Wow, I really wish folks would read the sticky notes at the top of these forums - there’s one that specifically addresses this issue. The communion line is for communion, not for blessings. Here’s an excerpt from the sticky (my bold emphasis added):
First Mary, thank you for sharing this and bringing it to our attention. However, there are some things I think that likewise need to be emphasized in this context:
This Congregation for Divine Worship and the Disciple of the Sacraments acknowledges receipt of your kind letter of 13 August, 2008 and would like to thank you for your interest and suggestions.
This matter is presently under the attentive study of the Congregation.
For the present, therefore, this Dicastery wishes to limit itself to the following observations:
The liturgical blessing of the Holy Mass is properly given to each and to all at the conclusion of the Mass, just a few moments subsequent to the distribution of Holy Communion.
Lay people, within the context of Holy Mass, are unable to confer blessings. These blessings, rather, are the competence of the priest (cf. Ecclesia de Mysterio, Notitiae 34 (15 Aug. 1997), art. 6, § 2; can. 1169, § 2; and Roman Ritual De Benedictionibus (1985), n. 18).
Furthermore,** the laying on of a hand or hands** – which
has its own sacramental significance, inappropriate here – by those distributing Holy Communion, in substitution for its reception,
is to be explicitly discouraged.
The Apostolic Exhortation Familiaris Consortio, n. 84, “forbids any pastor, for whatever reason to pretext even of a pastoral nature,
to perform ceremonies of any kind for divorced people who remarry.” To be
feared is that any form of blessing in substitution for communion would give the impression that the divorced and remarried have been returned, in some sense, to the status of Catholics in good standing.
In a similar way,** for others who are not to be admitted to Holy Communion in accord with the norm of law**, the Church’s discipline has already made clear that they should not approach Holy Communion nor receive a blessing.
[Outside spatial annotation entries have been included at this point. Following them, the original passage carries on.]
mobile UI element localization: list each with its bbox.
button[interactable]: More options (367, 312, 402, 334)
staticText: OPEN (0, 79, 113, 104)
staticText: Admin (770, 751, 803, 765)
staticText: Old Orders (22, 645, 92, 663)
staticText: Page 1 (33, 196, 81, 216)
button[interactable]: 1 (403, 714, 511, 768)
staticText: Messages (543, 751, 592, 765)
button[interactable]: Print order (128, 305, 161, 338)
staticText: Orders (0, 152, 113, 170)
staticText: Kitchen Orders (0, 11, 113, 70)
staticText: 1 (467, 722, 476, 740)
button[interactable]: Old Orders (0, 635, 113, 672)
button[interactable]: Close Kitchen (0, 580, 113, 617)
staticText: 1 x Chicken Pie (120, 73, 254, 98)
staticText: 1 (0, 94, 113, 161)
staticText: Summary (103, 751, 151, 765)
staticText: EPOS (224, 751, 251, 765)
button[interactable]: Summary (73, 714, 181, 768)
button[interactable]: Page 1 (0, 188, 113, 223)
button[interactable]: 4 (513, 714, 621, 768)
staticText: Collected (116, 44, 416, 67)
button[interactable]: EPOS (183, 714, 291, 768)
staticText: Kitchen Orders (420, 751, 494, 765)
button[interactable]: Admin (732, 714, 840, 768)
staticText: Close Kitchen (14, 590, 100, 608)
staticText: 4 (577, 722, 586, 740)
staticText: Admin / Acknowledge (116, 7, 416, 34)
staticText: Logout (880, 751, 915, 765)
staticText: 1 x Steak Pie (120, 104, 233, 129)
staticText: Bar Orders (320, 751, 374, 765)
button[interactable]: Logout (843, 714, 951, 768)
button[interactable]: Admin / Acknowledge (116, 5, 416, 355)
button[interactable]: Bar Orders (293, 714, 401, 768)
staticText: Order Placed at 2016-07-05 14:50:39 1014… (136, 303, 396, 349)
This would include
non-Catholics and those envisaged in
can. 915 (i.e.,
those under the penalty of excommunication or interdict, and
others who obstinately persist in manifest grave sin).
So the issue is under investigation (“under attentive study”) and these norms were given by the CDF. What they are obviously worried about is giving the wrong message and confusing sacramental signs, especially the laying on of hands. Moreover, they make it plain that in the liturgical context blessings should only be performed by
priests.
The other stipulations are all of them quite grave: we are talking about the excommunicated here. The concern is that those who are not fully incorporated into the body of Christ would be perceived as being so incorporated. This is not the same as the person who was unable or simply failed to fast, in accordance with the Church’s discipline, for instance, before Mass. I doubt that necessarily counts as those “who obstinately persist in manifest grave sin”.
In other words, if I were Nancy Pelosi, I would be worried this might apply. If I were someone who was in the pew at Mass and suddenly became conscious of a sin, possibly grave - or even while waiting in line to receive Holy Communion - then I would not be so worried.